O pagamento parcelado dos salários do funcionalismo gerou uma guerra judicial entre o governo e os sindicatos de servidores. Os procuradores do Estado decidiram utilizar um argumento central na defesa do governo, o de que a primeira parcela, paga no último dia 31, teria sido um adiantamento.

“A Procuradoria Geral do Estado (PGE) sustenta que como o prazo final de pagamento de salários é o quinto dia útil do mês, na verdade a primeira parcela correspondeu a uma antecipação de 60% do salário”, argumenta o procurador-geral do Estado, Narson Galeno.

Até agora 10 ações estão tramitando na Justiça movidas por sindicatos de servidores, além de uma ação civil pública interposta pelo Ministério Público do Estado em primeira instância.
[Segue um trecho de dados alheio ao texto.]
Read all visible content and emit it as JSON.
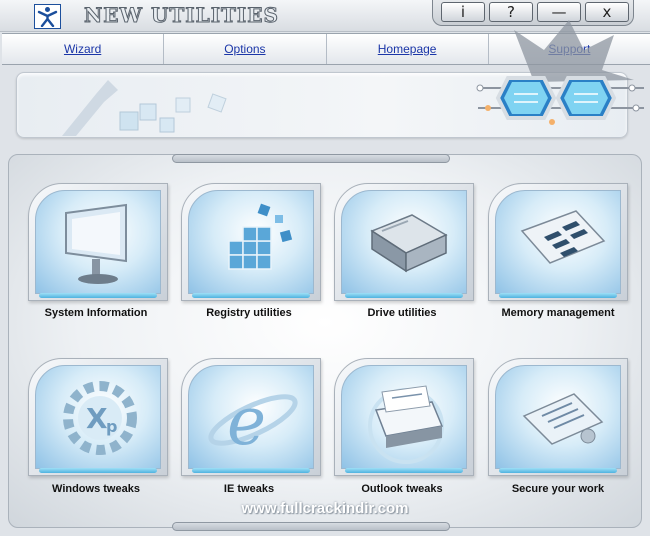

As outras correm no Tribunal de Justiça do Amapá (TJAP) com pedido de pagamento integral e multa ao governador Waldez Góes (PDT) em caso de descumprimento da decisão.

A primeira das ações foi um mandado de segurança impetrado pelo Sindicato dos Fisioterapeutas no TJAP. A entidade conseguiu liminar na semana passada obrigando o Estado a pagar os salários integralmente até o dia 7, neste caso o quinto dia útil de abril.

Mesmo assim, os fisioterapeutas acabaram recebendo a primeira parcela junto com as outras categorias que também entraram na Justiça. A Associação dos Delegados e Associação dos Policiais Militares também ganharam liminares, mas receberam somente a primeira parcela.

Das  10 ações, em 7 processos o TJAP solicitou mais informações ao governo do Estado antes de decidir.

A PGE ingressou também com uma petição solicitando que todos os processos sejam remetidos para apenas um desembargador para evitar o risco de decisões antagônicas. Esse pedido ainda não foi julgado.